COVID-19 exacerbated learning crisis in Nigeria – Stakeholders
Stakeholders in the Education sector have lamented the impact of the Covid-19 pandemic on the quality of learning in the country, saying millions of pupils have been left without access to education due to the pandemic.
They noted that Nigeria was facing a staggering learning crisis with its learning outcomes being one of the lowest globally.
The stakeholders spoke in Abuja on Tuesday at a two-day conference on improve children’s learning outcomes in Nigeria, organised by the British Council in collaboration with the Teaching at the Right Level (TaRL) Africa, Save the Children and the Partnership for Learning for All in Nigerian Education (PLANE).
Speaking during the event, the Former programme manager of Kano Literacy and Mathematics Accelerator programme (KaLMA), Habeeb saleh, said challenges of education during the COVID-19 pandemic include school closure, poor learning, unequal access to education opportunities and poor skills.
According to him, the use of digital technology to communicate was not an option as most children who attend public, rural schools come from poor homes with no access to smartphones or the Internet.
He recalled that the recent preliminary results of the 2020 National Learning Assessment (NLA) show that learning levels are still low in Nigeria, more than 55 per cent of grade four children could not read fluently and with comprehension.
Saleh added that the 2020 Nigeria Education Data Survey (NEDS) also revealed that only 66.8 per cent of children aged 12 to 14 can read at least one of three words, and 67.3 per cent of children of the same age group can add single digits.
With such staggering statistics according to him, stakeholders in Nigeria’s education system have been designing, supporting, and implementing foundational literacy and numeracy programmes to address the learning crisis.
“Like many countries worldwide, the COVID-19 pandemic exacerbated the learning crisis in Nigeria. This conference aims is to bring together actors invested in improving foundational skills for all children in Nigeria to learn, share and collaborate, as a step towards more effectively addressing the learning crisis.

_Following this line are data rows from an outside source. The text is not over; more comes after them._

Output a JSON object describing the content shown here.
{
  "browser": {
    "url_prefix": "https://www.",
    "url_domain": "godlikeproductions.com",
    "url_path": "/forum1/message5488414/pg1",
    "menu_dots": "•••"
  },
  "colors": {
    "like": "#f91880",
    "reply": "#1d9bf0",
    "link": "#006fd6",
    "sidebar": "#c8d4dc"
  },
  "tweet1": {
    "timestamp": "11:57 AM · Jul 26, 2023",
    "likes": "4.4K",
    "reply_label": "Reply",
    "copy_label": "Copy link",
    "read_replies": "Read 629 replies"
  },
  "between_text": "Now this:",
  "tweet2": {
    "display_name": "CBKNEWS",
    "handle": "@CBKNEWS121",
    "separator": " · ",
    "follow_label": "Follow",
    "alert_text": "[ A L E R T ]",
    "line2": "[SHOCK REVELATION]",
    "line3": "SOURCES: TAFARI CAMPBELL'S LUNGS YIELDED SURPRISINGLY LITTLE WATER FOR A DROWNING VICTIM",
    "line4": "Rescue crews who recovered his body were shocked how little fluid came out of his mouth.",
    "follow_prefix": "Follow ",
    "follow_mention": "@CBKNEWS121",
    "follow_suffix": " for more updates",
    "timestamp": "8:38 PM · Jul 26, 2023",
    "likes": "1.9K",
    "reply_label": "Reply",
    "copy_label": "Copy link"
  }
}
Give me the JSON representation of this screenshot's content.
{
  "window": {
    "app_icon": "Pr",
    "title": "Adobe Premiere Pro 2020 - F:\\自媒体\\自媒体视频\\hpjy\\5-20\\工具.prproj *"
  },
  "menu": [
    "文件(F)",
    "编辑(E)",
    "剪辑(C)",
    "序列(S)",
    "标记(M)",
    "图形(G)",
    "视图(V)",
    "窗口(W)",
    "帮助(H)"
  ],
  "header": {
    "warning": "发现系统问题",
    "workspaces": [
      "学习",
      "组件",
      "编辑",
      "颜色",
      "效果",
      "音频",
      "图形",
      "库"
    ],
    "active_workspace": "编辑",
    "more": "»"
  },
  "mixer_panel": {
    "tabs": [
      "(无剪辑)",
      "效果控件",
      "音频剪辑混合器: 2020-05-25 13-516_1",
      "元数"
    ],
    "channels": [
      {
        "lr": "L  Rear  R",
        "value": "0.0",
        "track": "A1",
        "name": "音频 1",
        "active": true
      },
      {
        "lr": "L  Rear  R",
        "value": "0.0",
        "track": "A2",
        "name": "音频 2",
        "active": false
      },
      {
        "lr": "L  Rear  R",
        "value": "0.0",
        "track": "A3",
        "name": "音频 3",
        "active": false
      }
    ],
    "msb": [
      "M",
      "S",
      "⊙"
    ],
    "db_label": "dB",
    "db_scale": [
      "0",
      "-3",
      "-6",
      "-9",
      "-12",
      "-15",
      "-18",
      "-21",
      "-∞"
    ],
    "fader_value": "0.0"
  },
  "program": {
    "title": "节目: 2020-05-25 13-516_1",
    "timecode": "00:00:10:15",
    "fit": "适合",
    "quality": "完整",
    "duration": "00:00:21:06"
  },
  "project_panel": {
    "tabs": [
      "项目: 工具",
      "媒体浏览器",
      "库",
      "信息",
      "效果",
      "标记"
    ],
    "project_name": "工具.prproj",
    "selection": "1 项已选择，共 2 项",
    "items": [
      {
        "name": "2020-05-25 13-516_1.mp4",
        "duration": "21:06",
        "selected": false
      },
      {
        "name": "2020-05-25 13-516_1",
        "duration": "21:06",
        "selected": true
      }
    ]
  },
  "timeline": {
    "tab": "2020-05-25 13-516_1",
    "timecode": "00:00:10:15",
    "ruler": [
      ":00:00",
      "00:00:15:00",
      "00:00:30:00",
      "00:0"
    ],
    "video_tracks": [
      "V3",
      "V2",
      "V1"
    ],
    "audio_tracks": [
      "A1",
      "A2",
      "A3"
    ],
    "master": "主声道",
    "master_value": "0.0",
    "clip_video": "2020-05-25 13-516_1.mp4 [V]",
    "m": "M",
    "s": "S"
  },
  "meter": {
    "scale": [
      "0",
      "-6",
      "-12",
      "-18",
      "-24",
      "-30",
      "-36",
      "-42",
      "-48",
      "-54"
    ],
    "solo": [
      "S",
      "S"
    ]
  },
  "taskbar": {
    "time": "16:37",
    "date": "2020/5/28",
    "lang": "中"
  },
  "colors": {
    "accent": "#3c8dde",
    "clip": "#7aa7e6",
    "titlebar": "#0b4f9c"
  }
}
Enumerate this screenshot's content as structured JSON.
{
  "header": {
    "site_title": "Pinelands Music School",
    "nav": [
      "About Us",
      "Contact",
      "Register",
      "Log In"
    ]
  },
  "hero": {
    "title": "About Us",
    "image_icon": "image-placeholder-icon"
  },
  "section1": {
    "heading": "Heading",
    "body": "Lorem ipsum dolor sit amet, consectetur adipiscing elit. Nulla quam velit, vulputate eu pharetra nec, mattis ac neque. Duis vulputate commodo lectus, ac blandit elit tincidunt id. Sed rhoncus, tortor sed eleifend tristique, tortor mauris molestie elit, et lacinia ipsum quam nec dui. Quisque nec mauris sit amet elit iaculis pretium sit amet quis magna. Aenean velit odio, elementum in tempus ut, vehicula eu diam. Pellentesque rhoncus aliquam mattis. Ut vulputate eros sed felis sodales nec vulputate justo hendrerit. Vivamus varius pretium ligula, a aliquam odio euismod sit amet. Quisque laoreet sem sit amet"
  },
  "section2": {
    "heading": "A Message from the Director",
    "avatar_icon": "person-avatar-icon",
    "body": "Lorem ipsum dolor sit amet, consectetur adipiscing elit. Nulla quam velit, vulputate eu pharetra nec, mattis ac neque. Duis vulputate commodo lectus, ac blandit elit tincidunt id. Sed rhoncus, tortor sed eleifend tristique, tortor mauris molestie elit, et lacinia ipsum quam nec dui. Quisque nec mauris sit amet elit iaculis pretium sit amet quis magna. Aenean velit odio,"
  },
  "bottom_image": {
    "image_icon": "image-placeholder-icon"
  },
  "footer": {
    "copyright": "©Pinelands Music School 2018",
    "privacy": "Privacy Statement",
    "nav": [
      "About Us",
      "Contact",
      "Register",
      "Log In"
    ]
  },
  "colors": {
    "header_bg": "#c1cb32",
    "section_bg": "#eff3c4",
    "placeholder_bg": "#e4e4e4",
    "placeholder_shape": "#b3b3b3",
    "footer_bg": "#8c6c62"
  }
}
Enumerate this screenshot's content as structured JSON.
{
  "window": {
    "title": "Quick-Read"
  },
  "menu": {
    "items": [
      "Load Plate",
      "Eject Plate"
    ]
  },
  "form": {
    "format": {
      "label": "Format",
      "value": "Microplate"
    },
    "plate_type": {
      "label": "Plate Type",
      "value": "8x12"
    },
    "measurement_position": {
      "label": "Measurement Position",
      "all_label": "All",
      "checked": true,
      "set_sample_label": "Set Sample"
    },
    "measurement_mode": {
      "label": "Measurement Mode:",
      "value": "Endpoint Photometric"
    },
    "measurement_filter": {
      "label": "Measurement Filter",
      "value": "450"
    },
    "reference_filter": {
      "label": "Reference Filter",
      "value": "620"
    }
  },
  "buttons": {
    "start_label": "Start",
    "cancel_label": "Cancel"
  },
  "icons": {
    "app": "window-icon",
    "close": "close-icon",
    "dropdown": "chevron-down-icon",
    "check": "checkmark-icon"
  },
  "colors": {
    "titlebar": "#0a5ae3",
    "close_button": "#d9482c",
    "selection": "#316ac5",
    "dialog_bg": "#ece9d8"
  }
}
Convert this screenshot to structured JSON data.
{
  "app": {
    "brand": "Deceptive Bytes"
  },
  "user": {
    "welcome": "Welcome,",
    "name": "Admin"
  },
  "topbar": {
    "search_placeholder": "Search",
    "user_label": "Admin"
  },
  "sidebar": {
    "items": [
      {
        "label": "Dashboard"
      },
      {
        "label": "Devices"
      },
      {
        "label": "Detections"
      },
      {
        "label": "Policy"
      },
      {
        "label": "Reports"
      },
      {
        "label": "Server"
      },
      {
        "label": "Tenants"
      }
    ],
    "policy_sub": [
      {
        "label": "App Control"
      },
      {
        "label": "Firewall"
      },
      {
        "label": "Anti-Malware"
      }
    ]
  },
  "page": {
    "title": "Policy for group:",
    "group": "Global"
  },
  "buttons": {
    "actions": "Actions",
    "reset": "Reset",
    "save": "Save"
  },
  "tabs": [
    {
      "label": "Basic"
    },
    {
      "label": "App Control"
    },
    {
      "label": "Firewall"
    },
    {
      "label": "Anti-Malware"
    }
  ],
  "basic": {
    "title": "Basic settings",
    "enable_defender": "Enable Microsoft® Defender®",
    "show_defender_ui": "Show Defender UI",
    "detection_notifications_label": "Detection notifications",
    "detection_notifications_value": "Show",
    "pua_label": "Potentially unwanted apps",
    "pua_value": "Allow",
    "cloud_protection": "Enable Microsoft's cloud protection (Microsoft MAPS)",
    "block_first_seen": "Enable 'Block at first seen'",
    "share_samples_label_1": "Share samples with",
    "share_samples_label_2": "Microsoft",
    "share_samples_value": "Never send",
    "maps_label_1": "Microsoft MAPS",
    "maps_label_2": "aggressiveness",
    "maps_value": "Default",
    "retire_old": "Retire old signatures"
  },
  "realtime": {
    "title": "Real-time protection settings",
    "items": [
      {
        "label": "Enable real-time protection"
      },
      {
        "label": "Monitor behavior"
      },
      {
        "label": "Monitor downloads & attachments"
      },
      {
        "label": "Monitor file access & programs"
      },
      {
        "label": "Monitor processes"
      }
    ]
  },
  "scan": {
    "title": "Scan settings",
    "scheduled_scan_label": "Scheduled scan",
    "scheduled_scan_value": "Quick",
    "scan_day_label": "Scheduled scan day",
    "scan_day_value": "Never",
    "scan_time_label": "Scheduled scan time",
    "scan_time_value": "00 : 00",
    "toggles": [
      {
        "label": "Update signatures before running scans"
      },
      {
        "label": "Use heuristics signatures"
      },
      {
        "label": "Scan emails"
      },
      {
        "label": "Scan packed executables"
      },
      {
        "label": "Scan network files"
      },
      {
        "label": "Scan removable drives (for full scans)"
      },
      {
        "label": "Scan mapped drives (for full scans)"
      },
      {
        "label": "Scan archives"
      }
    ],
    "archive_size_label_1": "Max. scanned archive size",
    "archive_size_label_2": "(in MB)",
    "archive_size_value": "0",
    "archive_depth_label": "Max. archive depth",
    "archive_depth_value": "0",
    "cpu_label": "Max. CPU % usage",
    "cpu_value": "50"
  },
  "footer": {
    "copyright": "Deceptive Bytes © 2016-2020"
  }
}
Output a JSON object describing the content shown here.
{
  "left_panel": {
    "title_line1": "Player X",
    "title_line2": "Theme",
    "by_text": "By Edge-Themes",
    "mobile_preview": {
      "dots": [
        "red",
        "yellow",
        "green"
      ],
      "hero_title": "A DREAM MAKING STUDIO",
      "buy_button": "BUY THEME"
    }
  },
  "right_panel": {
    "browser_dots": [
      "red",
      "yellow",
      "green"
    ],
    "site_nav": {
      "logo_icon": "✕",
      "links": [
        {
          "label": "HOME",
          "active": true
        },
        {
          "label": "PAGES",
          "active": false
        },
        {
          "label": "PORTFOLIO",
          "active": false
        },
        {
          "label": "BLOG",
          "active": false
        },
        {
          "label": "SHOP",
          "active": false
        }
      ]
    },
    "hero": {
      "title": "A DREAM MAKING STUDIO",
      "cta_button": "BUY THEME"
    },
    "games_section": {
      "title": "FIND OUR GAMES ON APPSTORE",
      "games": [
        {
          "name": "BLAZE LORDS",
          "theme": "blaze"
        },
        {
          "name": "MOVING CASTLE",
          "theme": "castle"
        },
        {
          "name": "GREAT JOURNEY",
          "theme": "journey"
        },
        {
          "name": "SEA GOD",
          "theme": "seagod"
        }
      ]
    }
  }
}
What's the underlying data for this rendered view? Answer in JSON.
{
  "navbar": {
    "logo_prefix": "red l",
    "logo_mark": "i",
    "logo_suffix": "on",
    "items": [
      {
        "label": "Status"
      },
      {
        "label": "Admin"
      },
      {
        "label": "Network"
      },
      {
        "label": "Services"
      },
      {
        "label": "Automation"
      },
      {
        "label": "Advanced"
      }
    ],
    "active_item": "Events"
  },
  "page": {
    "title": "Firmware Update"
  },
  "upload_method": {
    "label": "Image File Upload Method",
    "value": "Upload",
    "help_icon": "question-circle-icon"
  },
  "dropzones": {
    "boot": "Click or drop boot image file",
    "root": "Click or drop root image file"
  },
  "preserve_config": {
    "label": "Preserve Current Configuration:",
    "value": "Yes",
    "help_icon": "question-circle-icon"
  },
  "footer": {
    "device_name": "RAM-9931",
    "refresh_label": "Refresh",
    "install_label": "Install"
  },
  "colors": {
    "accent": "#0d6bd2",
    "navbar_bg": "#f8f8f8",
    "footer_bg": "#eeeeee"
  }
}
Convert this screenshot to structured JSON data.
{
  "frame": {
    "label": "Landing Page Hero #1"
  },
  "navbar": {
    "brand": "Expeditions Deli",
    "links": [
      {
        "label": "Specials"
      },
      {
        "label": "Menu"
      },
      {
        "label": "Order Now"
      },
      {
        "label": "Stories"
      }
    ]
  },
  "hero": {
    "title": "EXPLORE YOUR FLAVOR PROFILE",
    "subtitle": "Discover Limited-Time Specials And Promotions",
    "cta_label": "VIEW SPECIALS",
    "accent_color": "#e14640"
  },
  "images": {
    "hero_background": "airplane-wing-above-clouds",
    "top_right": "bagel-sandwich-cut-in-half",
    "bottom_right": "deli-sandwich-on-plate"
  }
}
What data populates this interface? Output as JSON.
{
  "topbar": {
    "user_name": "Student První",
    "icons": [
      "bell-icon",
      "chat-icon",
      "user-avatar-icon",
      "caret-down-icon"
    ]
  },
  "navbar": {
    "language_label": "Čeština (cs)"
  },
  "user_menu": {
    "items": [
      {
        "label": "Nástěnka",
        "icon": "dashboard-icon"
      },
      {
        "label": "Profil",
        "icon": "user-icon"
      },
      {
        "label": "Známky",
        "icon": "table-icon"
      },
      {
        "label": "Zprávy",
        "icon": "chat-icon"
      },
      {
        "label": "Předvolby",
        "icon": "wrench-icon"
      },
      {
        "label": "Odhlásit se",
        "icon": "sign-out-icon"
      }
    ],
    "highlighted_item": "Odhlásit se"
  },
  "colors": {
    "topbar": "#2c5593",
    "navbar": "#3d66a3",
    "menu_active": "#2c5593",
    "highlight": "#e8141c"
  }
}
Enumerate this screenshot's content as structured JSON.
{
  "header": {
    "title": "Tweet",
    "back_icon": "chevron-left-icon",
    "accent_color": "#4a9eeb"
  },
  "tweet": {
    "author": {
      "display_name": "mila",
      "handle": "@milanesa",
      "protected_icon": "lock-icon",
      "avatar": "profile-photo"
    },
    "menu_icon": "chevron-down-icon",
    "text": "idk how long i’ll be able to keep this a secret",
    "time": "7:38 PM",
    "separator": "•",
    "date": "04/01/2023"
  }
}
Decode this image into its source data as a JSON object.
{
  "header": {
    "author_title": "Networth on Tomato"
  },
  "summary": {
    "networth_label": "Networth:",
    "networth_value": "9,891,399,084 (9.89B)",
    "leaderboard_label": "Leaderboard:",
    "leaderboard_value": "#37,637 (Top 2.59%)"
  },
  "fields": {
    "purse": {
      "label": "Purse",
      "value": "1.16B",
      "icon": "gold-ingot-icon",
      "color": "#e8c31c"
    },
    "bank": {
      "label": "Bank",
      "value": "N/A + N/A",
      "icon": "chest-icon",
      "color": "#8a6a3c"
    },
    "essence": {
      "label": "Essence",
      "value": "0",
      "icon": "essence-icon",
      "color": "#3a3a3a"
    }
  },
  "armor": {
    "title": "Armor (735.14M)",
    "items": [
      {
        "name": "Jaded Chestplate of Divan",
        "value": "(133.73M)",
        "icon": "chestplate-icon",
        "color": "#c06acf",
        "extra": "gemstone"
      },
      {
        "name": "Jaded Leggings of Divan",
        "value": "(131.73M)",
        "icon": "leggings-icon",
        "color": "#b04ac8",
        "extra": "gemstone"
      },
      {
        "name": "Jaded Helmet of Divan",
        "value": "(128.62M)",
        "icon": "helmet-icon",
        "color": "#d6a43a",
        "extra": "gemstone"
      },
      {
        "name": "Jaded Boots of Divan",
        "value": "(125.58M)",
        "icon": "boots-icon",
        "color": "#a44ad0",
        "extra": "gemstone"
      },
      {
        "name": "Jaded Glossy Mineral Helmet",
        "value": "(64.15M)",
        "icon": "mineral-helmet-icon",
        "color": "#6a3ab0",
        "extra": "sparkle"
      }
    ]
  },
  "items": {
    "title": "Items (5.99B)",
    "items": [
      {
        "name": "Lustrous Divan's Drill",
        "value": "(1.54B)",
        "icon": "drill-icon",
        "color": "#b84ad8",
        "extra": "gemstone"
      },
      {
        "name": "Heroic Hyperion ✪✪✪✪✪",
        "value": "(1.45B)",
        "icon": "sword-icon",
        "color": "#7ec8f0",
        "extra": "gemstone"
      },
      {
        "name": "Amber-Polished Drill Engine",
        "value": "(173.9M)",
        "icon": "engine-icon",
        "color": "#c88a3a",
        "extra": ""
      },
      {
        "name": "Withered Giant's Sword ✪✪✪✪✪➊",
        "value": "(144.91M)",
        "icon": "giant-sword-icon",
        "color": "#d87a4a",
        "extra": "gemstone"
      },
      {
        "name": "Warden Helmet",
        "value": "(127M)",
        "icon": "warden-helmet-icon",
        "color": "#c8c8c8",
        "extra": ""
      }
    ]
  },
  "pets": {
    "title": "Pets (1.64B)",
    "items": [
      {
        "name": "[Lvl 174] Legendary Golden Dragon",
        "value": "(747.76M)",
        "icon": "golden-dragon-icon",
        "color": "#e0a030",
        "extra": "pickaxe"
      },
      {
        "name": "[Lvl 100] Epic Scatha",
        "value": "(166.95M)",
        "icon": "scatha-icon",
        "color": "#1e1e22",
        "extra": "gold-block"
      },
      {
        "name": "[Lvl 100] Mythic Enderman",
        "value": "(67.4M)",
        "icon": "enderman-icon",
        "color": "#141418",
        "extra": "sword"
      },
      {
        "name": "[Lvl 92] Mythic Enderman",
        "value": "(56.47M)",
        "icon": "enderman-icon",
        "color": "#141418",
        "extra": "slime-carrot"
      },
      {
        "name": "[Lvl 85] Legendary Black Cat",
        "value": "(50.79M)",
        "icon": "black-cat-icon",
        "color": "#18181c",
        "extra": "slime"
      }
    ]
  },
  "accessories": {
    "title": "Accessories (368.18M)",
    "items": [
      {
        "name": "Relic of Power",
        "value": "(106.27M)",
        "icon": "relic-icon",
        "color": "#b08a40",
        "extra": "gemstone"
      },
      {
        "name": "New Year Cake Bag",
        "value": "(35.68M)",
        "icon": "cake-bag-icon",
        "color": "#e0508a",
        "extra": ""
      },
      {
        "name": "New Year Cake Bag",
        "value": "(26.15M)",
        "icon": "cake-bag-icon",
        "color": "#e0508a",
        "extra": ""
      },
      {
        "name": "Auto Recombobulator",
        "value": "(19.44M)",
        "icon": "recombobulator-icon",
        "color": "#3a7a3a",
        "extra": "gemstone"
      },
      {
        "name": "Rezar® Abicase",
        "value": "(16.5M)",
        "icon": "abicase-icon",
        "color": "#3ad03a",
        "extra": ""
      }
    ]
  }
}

“We hope to share lessons learned on foundational skills programming and discuss sustainable approaches for the future to help children in Nigeria catch up on foundational reading and mathematics skills,” said Ashleigh Morrell”, he said.
In her remarks, Country manager of TaRL, Inyang Umoren, stressed the importance of accelerating children’s acquisition of foundational skills using level appropriate, materials and activities.
She said: “We believe that for children to have good learning outcomes, we need to improve and strengthen the capacity of the teachers to ensure that the learning outcomes are improving, the teachers need enough a lot of mentoring support. And that mentoring support comes from the government system.”